ESA takes first step to a new era in environmental monitoring
The gestation period was ten years, and the preparations were intense. Now the waiting is nearly over, and the European Space Agency's ambitious new Earth-observing satellite Envisat is en route for Kourou in French Guiana where engineers will prepare the satellite for its launch this autumn.
The journey began at 10.15 CET on Monday when the 2-billion Euro satellite and its police escort left the European Space Research and Technology Centre (ESTEC) in Noordwijk, The Netherlands for Amsterdam's International Airport. Here Envisat was loaded on to an Antonov 124, the only transport aircraft large enough. Two 747s and the transport ship Toucan are additionally carrying nearly 400 tonnes of testing and support equipment to the launch site.
The satellite is pivotal in ESA's strategy for Earth observation. From its vantage point of an 800-kilometre-high orbit over the Earth's poles, the satellite will, for the next five years, monitor environmentally crucial processes as diverse as changes in ocean circulation, the ice caps, land use and atmospheric pollution.
Its instruments are either new developments or major improvements of those that flew on ERS-1 and -2, the Agency's groundbreaking Earth observation satellites of the 1990s. Besides contributing to a broad range of science and application, Envisat's multiple instruments will play a crucial part in helping to implement an initiative on global monitoring for the environment and security proposed last year by ESA, the European Commission and the French Space Agency.
Envisat's roots
Envisat has its roots in a time in the late 1980s when the philosophy within space agencies around the world was to develop large multi-purpose missions.
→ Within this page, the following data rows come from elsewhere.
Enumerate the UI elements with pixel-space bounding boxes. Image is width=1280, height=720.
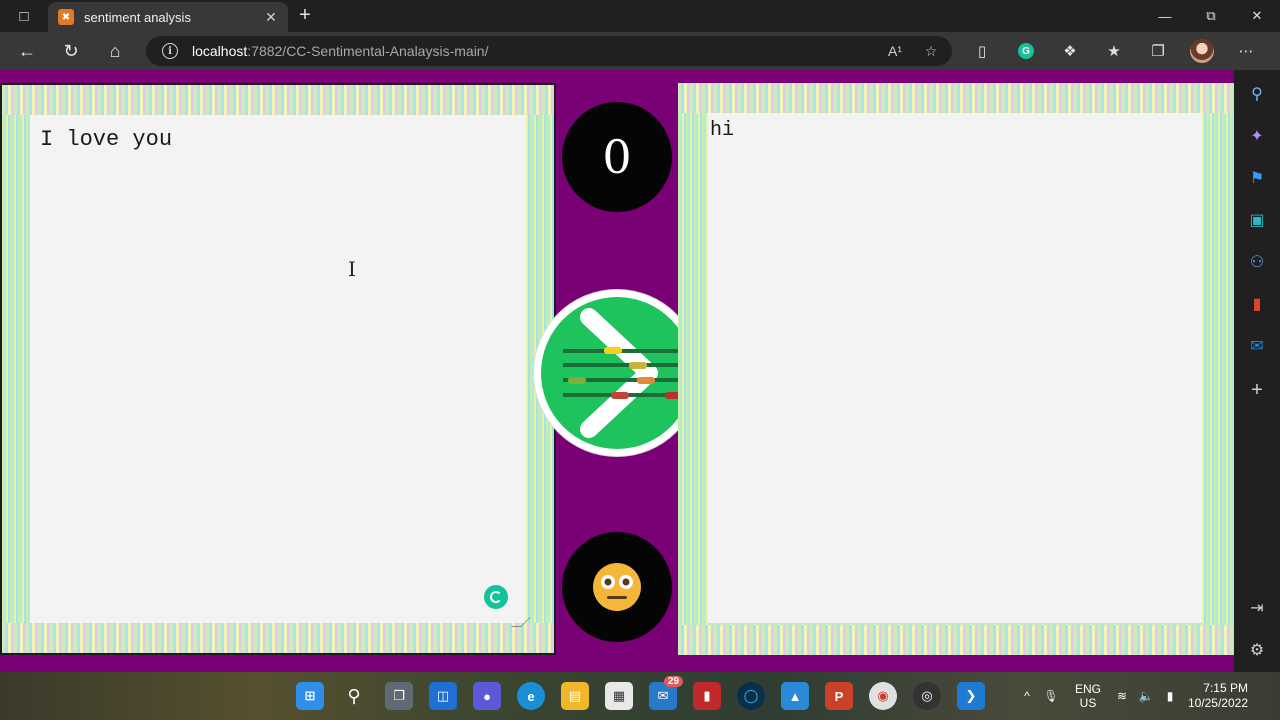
read-aloud-icon[interactable]: A¹ [884, 40, 906, 62]
output-textarea[interactable] [708, 113, 1202, 623]
alexa-icon[interactable]: ◯ [737, 682, 765, 710]
office-taskbar-icon[interactable]: ▮ [693, 682, 721, 710]
windows-taskbar: ⊞ ⚲ ❐ ◫ ● e ▤ ▦ ✉ 29 ▮ ◯ ▲ P ◉ ◎ ❯ ^ 🎙 EN… [0, 672, 1280, 720]
obs-icon[interactable]: ◎ [913, 682, 941, 710]
tray-overflow-icon[interactable]: ^ [1018, 689, 1036, 703]
home-button[interactable]: ⌂ [100, 37, 130, 65]
language-label: ENG [1074, 682, 1101, 696]
neutral-face-icon [593, 563, 641, 611]
sentiment-emoji [562, 532, 672, 642]
microphone-icon[interactable]: 🎙 [1036, 689, 1066, 703]
office-app-icon[interactable]: ▮ [1245, 292, 1269, 316]
discover-icon[interactable]: ✦ [1245, 124, 1269, 148]
office-icon[interactable]: ▯ [966, 37, 998, 65]
shopping-tag-icon[interactable]: ⚑ [1245, 166, 1269, 190]
games-icon[interactable]: ⚇ [1245, 250, 1269, 274]
analyze-logo-icon [541, 297, 693, 449]
taskbar-search-icon[interactable]: ⚲ [340, 682, 368, 710]
extension-icons: ▯ G ❖ ★ ❐ ⋯ [966, 37, 1262, 65]
hide-sidebar-icon[interactable]: ⇥ [1245, 596, 1269, 620]
analyze-button[interactable] [534, 290, 700, 456]
favorites-icon[interactable]: ★ [1098, 37, 1130, 65]
mail-icon[interactable]: ✉ 29 [649, 676, 683, 710]
title-bar: □ ✖ sentiment analysis ✕ + — ⧉ ✕ [0, 0, 1280, 32]
grammarly-icon[interactable]: G [1010, 37, 1042, 65]
grammarly-status-icon[interactable] [484, 585, 508, 609]
url-path: :7882/CC-Sentimental-Analaysis-main/ [247, 43, 489, 59]
url-host: localhost [192, 43, 248, 59]
chrome-icon[interactable]: ◉ [869, 682, 897, 710]
collections-icon[interactable]: ❐ [1142, 37, 1174, 65]
browser-tab[interactable]: ✖ sentiment analysis ✕ [48, 2, 288, 32]
center-column: 0 [534, 70, 700, 672]
input-panel: I [0, 83, 556, 655]
new-tab-button[interactable]: + [292, 4, 318, 28]
close-window-button[interactable]: ✕ [1234, 0, 1280, 32]
site-info-icon[interactable]: i [162, 43, 178, 59]
minimize-button[interactable]: — [1142, 0, 1188, 32]
more-menu-icon[interactable]: ⋯ [1230, 37, 1262, 65]
output-frame-bottom [678, 625, 1234, 655]
input-frame-top [2, 85, 554, 115]
refresh-button[interactable]: ↻ [56, 37, 86, 65]
wifi-icon[interactable]: ≋ [1110, 689, 1134, 703]
clock-date: 10/25/2022 [1187, 696, 1248, 710]
edge-icon[interactable]: e [517, 682, 545, 710]
restore-button[interactable]: ⧉ [1188, 0, 1234, 32]
tools-icon[interactable]: ▣ [1245, 208, 1269, 232]
powerpoint-icon[interactable]: P [825, 682, 853, 710]
start-menu-icon[interactable]: ⊞ [296, 682, 324, 710]
battery-icon[interactable]: ▮ [1158, 689, 1182, 703]
tab-actions-icon[interactable]: □ [8, 4, 40, 28]
store-icon[interactable]: ▦ [605, 682, 633, 710]
outlook-icon[interactable]: ✉ [1245, 334, 1269, 358]
teams-chat-icon[interactable]: ● [473, 682, 501, 710]
extensions-icon[interactable]: ❖ [1054, 37, 1086, 65]
vscode-icon[interactable]: ❯ [957, 682, 985, 710]
output-frame-top [678, 83, 1234, 113]
sentiment-page: I 0 [0, 70, 1234, 672]
file-explorer-icon[interactable]: ▤ [561, 682, 589, 710]
profile-avatar[interactable] [1186, 37, 1218, 65]
xampp-favicon-icon: ✖ [58, 9, 74, 25]
edge-sidebar: ⚲ ✦ ⚑ ▣ ⚇ ▮ ✉ + ⇥ ⚙ [1234, 70, 1280, 672]
sidebar-settings-icon[interactable]: ⚙ [1245, 638, 1269, 662]
widgets-icon[interactable]: ◫ [429, 682, 457, 710]
add-sidebar-app-icon[interactable]: + [1245, 378, 1269, 402]
photos-icon[interactable]: ▲ [781, 682, 809, 710]
task-view-icon[interactable]: ❐ [385, 682, 413, 710]
browser-toolbar: ← ↻ ⌂ i localhost:7882/CC-Sentimental-An… [0, 32, 1280, 70]
add-favorite-icon[interactable]: ☆ [920, 40, 942, 62]
volume-icon[interactable]: 🔈 [1134, 689, 1158, 703]
window-controls: — ⧉ ✕ [1142, 0, 1280, 32]
system-tray: ^ 🎙 ENG US ≋ 🔈 ▮ 7:15 PM 10/25/2022 [1018, 672, 1248, 720]
region-label: US [1079, 696, 1097, 710]
back-button[interactable]: ← [12, 37, 42, 65]
text-cursor-icon: I [348, 257, 356, 281]
address-bar[interactable]: i localhost:7882/CC-Sentimental-Analaysi… [146, 36, 952, 66]
language-indicator[interactable]: ENG US [1066, 682, 1110, 710]
tab-close-icon[interactable]: ✕ [262, 9, 280, 26]
sentiment-score: 0 [562, 102, 672, 212]
mail-badge: 29 [663, 676, 683, 687]
tab-title: sentiment analysis [84, 9, 191, 25]
output-panel [678, 83, 1234, 655]
input-frame-bottom [2, 623, 554, 653]
clock-time: 7:15 PM [1203, 681, 1248, 695]
search-icon[interactable]: ⚲ [1245, 82, 1269, 106]
input-textarea[interactable] [30, 115, 526, 625]
clock[interactable]: 7:15 PM 10/25/2022 [1182, 681, 1248, 711]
At the time satellite and launcher technology were less sophisticated and flexible than they are today, economies of scale underpinned much thinking about technological development in general and the thinking was that a broad range of applications were needed to justify any space project.
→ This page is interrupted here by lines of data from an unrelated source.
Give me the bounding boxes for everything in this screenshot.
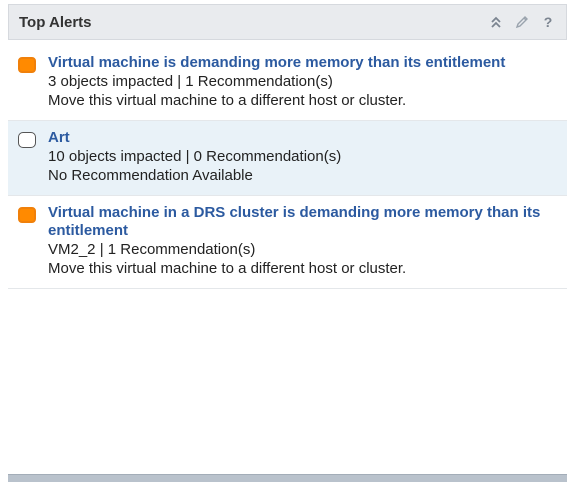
alert-impact: 3 objects impacted | 1 Recommendation(s) [48,73,333,90]
alert-recommendation: No Recommendation Available [48,167,253,184]
alert-title[interactable]: Art [48,129,557,147]
panel-title: Top Alerts [19,13,92,31]
alert-body: Art 10 objects impacted | 0 Recommendati… [48,129,557,185]
critical-status-icon [18,57,40,75]
help-icon[interactable]: ? [540,14,556,30]
header-tools: ? [488,14,556,30]
edit-icon[interactable] [514,14,530,30]
top-alerts-panel: Top Alerts ? Virtual machine is demandin… [8,4,567,482]
alert-list: Virtual machine is demanding more memory… [8,46,567,289]
alert-item[interactable]: Art 10 objects impacted | 0 Recommendati… [8,121,567,196]
alert-title[interactable]: Virtual machine is demanding more memory… [48,54,557,72]
alert-body: Virtual machine in a DRS cluster is dema… [48,204,557,278]
no-status-icon [18,132,40,150]
alert-body: Virtual machine is demanding more memory… [48,54,557,110]
alert-impact: VM2_2 | 1 Recommendation(s) [48,241,256,258]
alert-item[interactable]: Virtual machine is demanding more memory… [8,46,567,121]
critical-status-icon [18,207,40,225]
panel-bottom-bar [8,474,567,482]
alert-impact: 10 objects impacted | 0 Recommendation(s… [48,148,342,165]
panel-header: Top Alerts ? [8,4,567,40]
alert-recommendation: Move this virtual machine to a different… [48,92,407,109]
alert-title[interactable]: Virtual machine in a DRS cluster is dema… [48,204,557,240]
alert-item[interactable]: Virtual machine in a DRS cluster is dema… [8,196,567,289]
alert-recommendation: Move this virtual machine to a different… [48,260,407,277]
collapse-icon[interactable] [488,14,504,30]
Since then space technology has moved on, and there is increasing emphasis worldwide on small, flexible missions that can be developed quickly and cheaply. "Certainly Envisat's size and multiple missions make it risky, and we are now moving to a new logic and era that will see the launch of small satellites with specific missions," says Claudio Mastracci, ESA's director of space applications, "but Envisat is a miracle of engineering and it will provide invaluable data for environmental monitoring."
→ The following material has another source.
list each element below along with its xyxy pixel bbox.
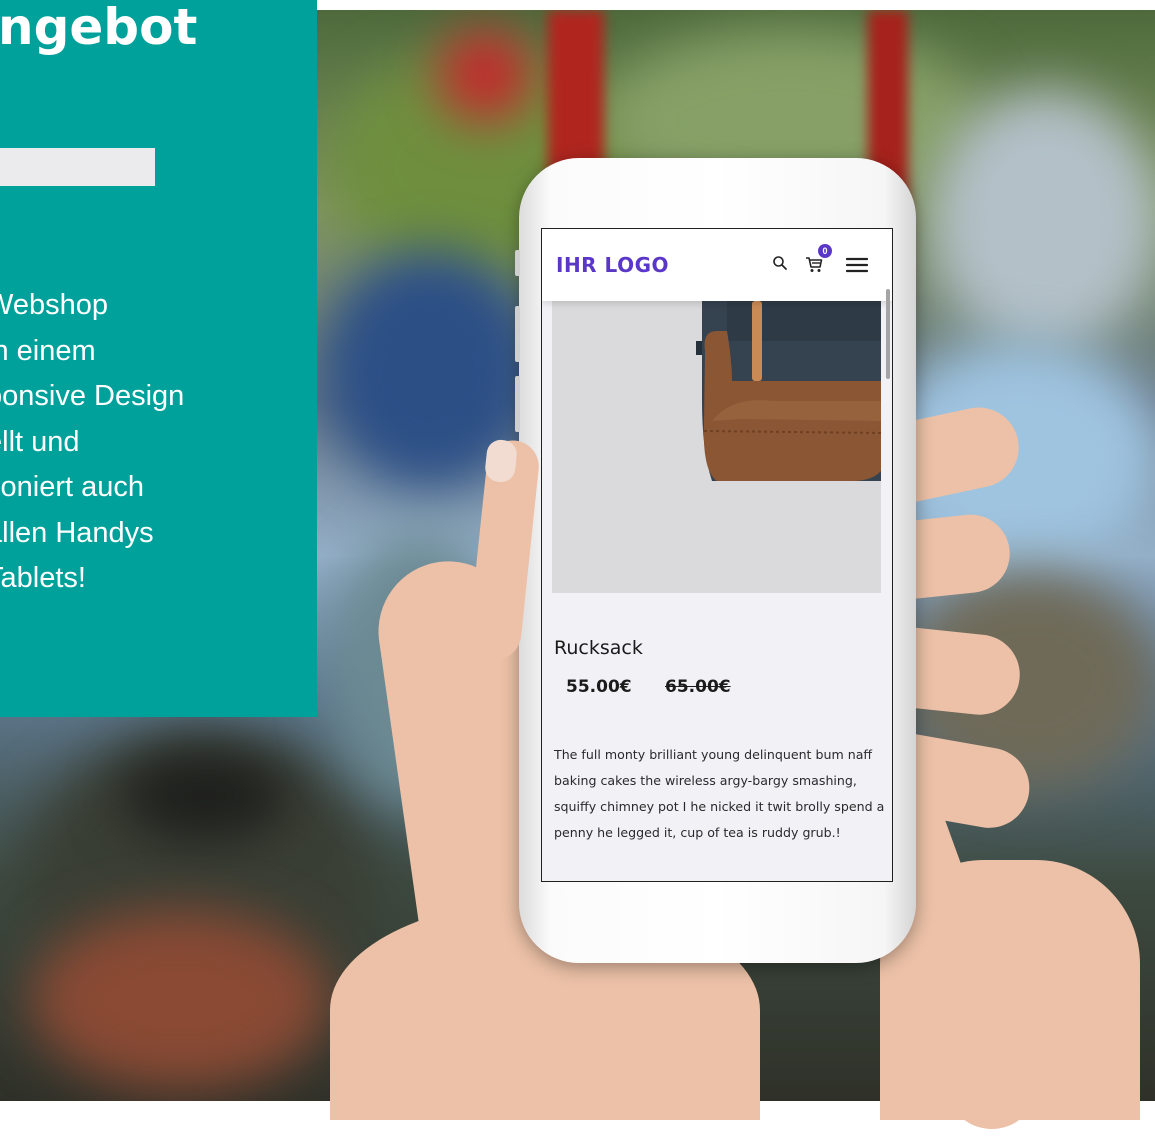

One of the satellite's strengths, he argues, is that it could provide data for 7 to 10 years (design life is five years, but both ERS-1 and ERS-2 have significantly exceeded their design life), which would allow continuity of observation over slowly changing environmental phenomenon.
Testing time
For the moment, though, it is not Earth-observing strategy that is at the forefront of the minds of the Envisat team, but the welfare of the satellite that has captured their professional attention for the past decade. Earlier this year, the satellite was fully assembled to permit a final test of every instrument, antenna, microprocessor and line of software.
Vibration testing exposed the satellite to forces equivalent to those from an earthquake of 7.5 on the Richter scale, and acoustic tests battered the satellite with the volume of 156 rock concerts. For a month, the satellite sat in massive chamber from which all the air was sucked, exposing the spacecraft to the hard vacuum and extreme temperatures of space. During that time, software engineers tested the thousands of lines of code that will control the satellite's operations and instruments.
In separate radio frequency tests, all the antennas were operated simultaneously to ensure their transmission patterns did not overlap in unforeseen ways. Each instrument was switched on to check that its electromagnetic field did not impinge on the operation of nearby microprocessors.
Mission controllers at the European Space Operations Centre in Darmstadt, Germany established telephone links to the satellite in ESTEC and practised controlling the satellite and its instruments. And at the European Space Research Institute (ESRIN) in Frascati, Italy staff are preparing for the deluge of data - a minimum of one CD-Rom per minute ... every minute!
Every test indication was that Envisat will withstand the rigours of its launch aboard an Ariane-5 rocket and is ready for its task in orbit.
With the testing complete, engineers disassembled Envisat into two sections small enough for shipping. After arrival in Kourou in the early hours of 16 May, it will be allowed to sit for a day so that the air temperature inside the shipping cases equalises with that in French Guiana. Then engineers will open the cases to begin assembly of the satellite, make final tests and integrate Envisat with the Ariane-5 for launch. The coming months will see the culmination of 10 arduous years of complex engineering, and then Envisat will be ready to begin its task. "I am," says Mastracci, "very proud of the teams at ESTEC and ESRIN and of the scientists and industrialists around the Agency's Member States [Canada is an associate member] who have worked on Envisat and are preparing to exploit its data."